LLM Değerlendirme Neden Önemlidir?
Yüzlerce büyük dil modeli arasından en uygununu seçmek, nesnel ölçüm araçları olmadan mümkün değildir. Değerlendirme, modelin güçlü yönlerini ve sınırlılıklarını ortaya koyarak doğru kullanım senaryosuna yönlendirmeye yardımcı olur.
Otomatik Kıyaslamalar
MMLU, GSM8K, HumanEval ve HellaSwag gibi standart veri setleri, modelleri tekrarlanabilir koşullarda karşılaştırır. EleutherAI'nin lm-evaluation-harness kütüphanesi 200'den fazla kıyaslamayı tek komutla çalıştırma imkânı sunar.

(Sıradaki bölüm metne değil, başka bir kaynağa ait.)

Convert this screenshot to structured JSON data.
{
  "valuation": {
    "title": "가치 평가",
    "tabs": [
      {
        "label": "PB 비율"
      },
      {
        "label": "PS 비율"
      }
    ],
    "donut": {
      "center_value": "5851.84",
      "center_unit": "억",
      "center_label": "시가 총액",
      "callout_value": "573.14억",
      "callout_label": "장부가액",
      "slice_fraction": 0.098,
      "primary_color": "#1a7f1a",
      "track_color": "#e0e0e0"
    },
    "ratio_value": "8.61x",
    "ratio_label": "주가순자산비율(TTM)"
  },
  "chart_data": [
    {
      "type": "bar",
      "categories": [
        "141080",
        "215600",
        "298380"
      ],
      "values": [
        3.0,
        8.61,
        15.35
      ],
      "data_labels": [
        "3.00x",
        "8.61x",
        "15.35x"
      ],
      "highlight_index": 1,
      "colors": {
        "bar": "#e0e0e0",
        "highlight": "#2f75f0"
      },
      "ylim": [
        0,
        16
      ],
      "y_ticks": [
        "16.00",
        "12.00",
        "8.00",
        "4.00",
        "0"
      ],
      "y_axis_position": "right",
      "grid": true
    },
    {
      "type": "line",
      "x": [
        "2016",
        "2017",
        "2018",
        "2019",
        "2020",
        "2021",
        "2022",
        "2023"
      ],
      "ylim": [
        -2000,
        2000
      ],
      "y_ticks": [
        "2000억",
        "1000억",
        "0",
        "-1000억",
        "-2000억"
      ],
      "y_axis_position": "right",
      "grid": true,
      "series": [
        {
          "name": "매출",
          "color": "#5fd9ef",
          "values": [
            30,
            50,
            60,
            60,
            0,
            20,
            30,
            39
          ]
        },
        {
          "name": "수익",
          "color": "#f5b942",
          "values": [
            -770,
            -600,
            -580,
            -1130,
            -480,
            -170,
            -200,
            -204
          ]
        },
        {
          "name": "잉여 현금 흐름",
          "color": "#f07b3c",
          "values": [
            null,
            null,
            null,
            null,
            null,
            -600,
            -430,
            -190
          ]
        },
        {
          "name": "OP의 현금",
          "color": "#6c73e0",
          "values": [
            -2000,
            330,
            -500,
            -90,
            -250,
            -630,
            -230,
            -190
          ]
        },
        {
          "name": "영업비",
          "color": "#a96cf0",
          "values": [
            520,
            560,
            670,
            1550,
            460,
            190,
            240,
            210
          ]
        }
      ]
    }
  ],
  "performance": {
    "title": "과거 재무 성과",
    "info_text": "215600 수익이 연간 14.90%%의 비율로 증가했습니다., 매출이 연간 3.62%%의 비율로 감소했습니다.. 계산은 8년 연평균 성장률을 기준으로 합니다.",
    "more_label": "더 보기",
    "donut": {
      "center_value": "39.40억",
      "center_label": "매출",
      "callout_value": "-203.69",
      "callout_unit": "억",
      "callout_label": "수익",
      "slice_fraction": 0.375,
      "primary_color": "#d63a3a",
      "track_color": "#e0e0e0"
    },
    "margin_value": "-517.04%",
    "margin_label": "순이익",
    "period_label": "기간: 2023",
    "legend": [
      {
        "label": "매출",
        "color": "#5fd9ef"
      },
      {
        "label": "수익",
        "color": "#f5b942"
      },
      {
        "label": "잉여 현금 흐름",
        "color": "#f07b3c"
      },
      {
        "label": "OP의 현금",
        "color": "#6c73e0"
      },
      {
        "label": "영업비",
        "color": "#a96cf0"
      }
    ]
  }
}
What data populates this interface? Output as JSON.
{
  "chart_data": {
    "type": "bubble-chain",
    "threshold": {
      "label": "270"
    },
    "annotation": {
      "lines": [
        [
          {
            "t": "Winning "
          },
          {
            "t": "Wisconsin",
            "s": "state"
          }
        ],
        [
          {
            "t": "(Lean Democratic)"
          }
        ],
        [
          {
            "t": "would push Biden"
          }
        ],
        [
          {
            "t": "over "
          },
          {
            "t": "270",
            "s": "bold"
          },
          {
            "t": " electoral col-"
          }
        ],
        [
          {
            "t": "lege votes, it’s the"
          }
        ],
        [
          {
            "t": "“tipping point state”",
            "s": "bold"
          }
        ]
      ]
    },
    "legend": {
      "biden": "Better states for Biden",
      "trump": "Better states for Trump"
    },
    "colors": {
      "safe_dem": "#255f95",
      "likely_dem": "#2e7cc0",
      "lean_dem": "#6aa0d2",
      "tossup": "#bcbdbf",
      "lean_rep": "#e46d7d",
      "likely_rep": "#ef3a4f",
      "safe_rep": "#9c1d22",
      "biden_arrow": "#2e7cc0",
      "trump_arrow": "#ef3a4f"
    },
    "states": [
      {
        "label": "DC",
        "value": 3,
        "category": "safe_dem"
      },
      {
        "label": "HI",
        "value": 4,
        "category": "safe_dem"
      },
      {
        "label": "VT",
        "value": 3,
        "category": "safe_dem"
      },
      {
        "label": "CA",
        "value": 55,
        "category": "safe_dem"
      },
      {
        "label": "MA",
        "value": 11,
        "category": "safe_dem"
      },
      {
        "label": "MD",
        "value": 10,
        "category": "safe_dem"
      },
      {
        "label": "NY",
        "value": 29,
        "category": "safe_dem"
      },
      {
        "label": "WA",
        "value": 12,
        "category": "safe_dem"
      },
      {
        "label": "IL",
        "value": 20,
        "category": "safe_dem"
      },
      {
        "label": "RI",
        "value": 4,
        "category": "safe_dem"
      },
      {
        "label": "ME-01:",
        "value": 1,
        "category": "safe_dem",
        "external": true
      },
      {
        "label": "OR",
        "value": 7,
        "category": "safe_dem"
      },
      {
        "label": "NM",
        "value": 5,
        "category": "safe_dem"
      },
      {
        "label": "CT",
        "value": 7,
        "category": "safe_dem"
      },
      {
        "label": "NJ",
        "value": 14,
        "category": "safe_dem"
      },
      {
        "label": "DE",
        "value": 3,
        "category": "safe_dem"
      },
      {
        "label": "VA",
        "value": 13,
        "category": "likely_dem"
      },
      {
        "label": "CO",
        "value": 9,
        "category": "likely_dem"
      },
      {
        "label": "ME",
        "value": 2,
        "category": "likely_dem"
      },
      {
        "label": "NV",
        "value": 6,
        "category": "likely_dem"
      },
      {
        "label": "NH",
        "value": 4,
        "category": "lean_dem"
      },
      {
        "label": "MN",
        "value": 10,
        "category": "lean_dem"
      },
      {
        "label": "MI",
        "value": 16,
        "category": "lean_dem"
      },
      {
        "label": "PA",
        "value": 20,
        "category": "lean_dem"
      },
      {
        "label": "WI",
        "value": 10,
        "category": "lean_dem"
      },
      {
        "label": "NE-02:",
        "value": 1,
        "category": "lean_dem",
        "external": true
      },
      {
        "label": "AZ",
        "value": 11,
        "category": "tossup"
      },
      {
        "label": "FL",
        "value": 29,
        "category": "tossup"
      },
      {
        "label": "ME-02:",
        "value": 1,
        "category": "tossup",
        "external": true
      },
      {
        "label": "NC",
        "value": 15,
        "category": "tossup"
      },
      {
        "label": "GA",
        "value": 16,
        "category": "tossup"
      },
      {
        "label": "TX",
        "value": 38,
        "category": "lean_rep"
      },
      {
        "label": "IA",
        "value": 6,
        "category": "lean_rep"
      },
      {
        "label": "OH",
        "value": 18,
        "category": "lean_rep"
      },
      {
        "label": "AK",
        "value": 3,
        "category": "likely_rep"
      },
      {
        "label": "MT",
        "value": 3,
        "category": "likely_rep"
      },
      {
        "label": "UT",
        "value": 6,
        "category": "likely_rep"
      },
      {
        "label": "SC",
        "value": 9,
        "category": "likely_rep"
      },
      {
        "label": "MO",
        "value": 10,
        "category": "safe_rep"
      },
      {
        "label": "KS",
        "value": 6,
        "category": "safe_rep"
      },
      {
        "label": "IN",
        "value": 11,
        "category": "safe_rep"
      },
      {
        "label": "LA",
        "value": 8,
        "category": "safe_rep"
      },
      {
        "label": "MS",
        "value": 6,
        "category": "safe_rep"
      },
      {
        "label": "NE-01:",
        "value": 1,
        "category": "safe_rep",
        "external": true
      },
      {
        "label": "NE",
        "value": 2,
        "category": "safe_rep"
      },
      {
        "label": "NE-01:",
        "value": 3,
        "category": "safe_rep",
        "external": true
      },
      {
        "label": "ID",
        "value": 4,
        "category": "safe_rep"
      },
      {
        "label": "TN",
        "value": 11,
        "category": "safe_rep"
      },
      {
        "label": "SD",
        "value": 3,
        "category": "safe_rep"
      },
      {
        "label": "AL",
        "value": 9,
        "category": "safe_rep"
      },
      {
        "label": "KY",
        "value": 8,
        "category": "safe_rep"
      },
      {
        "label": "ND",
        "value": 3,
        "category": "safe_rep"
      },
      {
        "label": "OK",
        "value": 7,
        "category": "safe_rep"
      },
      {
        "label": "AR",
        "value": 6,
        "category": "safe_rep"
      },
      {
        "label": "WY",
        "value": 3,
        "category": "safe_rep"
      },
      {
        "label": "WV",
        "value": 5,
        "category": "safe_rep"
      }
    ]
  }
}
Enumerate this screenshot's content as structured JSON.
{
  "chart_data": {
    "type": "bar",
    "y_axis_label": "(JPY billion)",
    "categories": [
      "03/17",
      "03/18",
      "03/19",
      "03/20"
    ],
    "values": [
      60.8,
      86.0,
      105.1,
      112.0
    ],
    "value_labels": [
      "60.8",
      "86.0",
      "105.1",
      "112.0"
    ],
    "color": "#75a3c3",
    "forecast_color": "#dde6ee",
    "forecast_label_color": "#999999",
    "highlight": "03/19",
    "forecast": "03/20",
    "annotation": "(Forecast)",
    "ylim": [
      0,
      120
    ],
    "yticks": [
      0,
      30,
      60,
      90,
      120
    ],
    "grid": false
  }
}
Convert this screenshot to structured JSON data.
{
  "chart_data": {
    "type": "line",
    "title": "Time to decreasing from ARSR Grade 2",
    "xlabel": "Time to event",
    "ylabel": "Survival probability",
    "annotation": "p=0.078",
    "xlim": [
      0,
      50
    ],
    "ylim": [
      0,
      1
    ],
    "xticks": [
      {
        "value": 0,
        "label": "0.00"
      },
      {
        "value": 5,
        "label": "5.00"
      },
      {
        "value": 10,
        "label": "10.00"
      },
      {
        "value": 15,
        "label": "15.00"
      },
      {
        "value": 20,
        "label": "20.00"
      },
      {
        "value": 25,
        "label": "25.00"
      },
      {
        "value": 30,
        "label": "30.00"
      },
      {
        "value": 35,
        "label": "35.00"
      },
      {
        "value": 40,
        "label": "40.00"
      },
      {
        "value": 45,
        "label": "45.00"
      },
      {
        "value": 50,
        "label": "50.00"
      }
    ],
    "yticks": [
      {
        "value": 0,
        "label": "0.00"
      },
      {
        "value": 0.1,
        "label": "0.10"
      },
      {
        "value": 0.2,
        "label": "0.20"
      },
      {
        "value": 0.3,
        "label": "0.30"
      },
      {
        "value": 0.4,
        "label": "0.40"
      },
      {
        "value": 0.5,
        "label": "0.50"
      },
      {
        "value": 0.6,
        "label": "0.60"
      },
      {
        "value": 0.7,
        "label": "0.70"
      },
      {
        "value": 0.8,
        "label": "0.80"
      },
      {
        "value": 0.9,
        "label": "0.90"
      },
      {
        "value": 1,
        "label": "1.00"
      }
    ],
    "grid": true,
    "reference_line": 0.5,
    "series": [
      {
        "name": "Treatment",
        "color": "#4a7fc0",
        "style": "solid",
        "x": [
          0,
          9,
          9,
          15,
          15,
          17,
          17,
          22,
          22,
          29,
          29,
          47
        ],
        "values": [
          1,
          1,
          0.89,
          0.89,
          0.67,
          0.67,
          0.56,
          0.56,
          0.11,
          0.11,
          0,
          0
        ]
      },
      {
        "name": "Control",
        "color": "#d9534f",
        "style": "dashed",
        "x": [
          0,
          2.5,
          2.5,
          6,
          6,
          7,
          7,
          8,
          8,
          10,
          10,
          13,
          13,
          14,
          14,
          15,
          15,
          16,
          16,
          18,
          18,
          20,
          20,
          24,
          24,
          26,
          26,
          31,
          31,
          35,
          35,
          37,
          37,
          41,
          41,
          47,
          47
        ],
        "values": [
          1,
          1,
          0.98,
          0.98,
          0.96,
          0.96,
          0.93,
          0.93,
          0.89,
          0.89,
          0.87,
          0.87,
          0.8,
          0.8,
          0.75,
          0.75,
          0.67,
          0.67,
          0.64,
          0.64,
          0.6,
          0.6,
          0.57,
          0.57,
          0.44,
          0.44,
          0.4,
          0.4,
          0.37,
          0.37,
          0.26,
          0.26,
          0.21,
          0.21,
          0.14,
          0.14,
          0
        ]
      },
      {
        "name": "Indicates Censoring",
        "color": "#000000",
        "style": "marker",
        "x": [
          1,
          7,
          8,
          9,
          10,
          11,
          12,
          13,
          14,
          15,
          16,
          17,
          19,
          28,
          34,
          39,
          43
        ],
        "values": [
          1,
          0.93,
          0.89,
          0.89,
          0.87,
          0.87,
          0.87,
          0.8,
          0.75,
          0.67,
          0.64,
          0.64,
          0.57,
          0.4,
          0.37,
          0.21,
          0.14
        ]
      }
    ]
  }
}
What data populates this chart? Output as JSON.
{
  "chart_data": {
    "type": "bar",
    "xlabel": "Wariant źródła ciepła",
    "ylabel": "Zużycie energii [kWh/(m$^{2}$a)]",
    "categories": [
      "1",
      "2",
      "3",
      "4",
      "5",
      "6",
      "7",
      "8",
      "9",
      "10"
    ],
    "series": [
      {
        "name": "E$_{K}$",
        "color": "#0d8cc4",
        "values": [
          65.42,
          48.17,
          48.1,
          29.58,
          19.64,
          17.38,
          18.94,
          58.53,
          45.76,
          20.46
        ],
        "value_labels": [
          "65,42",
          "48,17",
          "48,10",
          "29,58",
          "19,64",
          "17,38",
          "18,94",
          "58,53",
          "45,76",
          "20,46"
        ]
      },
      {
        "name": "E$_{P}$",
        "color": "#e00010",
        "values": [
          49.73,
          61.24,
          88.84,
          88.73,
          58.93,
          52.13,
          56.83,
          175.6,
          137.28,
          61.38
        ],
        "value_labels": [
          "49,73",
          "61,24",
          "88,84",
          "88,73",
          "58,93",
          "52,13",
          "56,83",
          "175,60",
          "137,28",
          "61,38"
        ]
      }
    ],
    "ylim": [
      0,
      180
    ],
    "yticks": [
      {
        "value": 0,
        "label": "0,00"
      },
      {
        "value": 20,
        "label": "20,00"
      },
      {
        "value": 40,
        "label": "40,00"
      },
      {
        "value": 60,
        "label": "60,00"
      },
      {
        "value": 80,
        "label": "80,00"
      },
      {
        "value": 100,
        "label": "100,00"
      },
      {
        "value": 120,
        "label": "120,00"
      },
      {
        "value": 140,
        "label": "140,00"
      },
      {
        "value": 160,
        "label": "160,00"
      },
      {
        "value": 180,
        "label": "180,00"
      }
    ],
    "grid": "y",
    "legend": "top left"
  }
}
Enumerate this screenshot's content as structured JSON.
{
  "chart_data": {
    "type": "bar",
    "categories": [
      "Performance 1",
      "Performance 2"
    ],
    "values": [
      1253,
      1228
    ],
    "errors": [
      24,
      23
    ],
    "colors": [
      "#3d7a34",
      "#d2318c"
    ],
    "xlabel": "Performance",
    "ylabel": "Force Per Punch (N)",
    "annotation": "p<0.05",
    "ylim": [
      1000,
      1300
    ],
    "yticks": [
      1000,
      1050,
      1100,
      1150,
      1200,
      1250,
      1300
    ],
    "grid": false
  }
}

İnsan Değerlendirmesi ve LLM-as-Judge
LMSYS Chatbot Arena, kullanıcıların iki modeli kör olarak karşılaştırıp ELO puanı atadığı insan odaklı bir platform sunar. LLM-as-judge yöntemi bu süreci otomatize eder ancak yargılayan modelin kendi önyargılarını yansıtma riski taşır.
Veri Kontaminasyonu
Kıyaslama sorularının eğitim verisine sızması, modelin soruları 'ezberlemiş' gibi yüksek skor elde etmesine neden olur. Bu sorunu azaltmak için gizli test setleri ve sürekli güncellenen kıyaslamalar giderek daha sık kullanılmaktadır.